Earlier this month, the Trump administration announced a proposed new rule that would allow bosses to legally steal their workers’ tips. A new analysis published Tuesday by the Economic Policy Institute found the rule would lead to employers pocketing $5.8 billion in workers’ tips—or 16.1% of the estimated $36.4 billion in tips earned annually by tipped workers—without any legal assurance that workers would see their money again.
The proposed Department of Labor rule would allow business owners to require tipped employees to pool their tips—supposedly to benefit employees who generally don’t receive tips, like kitchen staff, and to help companies retain these low-wage workers. But the proposed rule also rescinds regulations that “restrict employer use of customer tips when the employer pays at least the full federal minimum wage,” so while employers could use those pooled tips to increase their kitchen staff’s pay, the rule doesn’t prohibit employers from simply pocketing those pooled tips.

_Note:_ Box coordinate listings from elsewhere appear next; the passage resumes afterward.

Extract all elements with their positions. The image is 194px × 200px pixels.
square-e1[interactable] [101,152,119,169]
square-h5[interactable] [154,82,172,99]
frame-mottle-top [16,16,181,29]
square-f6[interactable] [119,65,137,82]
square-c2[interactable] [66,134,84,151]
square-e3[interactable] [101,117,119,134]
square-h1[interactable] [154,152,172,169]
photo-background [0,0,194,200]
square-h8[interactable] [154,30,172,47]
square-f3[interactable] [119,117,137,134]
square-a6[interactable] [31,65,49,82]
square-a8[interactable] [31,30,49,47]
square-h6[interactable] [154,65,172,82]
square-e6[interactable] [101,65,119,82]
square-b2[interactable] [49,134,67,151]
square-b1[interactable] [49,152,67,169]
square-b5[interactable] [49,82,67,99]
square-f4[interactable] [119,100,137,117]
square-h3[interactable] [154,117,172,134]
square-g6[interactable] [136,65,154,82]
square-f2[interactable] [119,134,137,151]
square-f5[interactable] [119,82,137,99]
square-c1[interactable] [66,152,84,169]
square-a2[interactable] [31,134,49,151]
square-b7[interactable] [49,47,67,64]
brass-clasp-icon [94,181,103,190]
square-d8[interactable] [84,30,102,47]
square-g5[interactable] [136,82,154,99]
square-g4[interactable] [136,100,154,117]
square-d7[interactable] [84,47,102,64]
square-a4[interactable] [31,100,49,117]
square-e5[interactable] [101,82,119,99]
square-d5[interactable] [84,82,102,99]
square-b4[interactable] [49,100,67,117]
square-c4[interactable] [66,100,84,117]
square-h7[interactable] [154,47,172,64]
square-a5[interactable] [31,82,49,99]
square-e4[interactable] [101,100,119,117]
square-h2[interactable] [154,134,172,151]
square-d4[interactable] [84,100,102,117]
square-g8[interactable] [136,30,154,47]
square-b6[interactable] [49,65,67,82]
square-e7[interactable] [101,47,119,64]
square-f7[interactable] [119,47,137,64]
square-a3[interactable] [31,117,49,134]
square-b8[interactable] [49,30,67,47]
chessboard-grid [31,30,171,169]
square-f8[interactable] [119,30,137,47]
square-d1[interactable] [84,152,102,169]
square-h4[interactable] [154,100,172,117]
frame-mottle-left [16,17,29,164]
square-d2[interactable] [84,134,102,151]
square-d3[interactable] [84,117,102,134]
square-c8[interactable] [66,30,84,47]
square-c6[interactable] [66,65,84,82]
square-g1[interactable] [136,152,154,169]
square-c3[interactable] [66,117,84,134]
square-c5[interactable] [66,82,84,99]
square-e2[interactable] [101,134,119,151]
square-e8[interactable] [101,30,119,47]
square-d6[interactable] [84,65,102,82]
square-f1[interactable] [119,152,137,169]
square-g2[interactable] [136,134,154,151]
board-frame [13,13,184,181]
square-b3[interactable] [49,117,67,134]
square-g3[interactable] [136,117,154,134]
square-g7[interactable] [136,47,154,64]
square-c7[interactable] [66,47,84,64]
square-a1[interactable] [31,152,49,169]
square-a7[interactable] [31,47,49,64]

The EPI analysis provides one answer to the big question left unanswered by the DOL: how many employers will steal their workers’ tips? The DOL has argued the rule is actually a good, worker-friendly move because lower-income kitchen staff will get to share in the tips; its press release described the rule as giving employers “the freedom to allow sharing of tips among more employees.” But if you don’t actually require employers to do that, some of them will inevitably not share the wealth. Maybe even most of them! Wage theft is already a huge problem, particularly in the service industry, and those who file claims can wait months or years to see any justice. Another EPI study earlier this year found wage theft affects 17% of low-wage workers and a 2010 study by UCLA found “low-wage workers in Los Angeles regularly experience violations of basic laws that mandate a minimum wage and overtime pay.”
But the Department of Labor did not release any estimate of the potential economic impact of this rule. The notice of proposed rule-making suggests it could allow restaurants to “make capital improvements to their establishments (e.g. enlarging the dining area to accommodate more customers), lower restaurant menu prices, provide workers with new benefits (e.g. paid time off), increase work hours, or hire additional workers,” but provided no analysis of how many would employers would actually do any of that compared to how much money workers stand to lose.
The Economic Policy Institute suggested the department didn’t produce its own figures because they know it would lead to a “a substantial shift of tips from workers to employers.” Splinter reached out to the DOL for comment and has not received a response.
The 30-day comment period for the DOL rule is now open, and you can comment here.
Updated: On December 14, EPI revised its best estimate of how much money in tips would be stolen from $6.1 billion to $5.8 billion. The piece has been updated throughout to reflect this.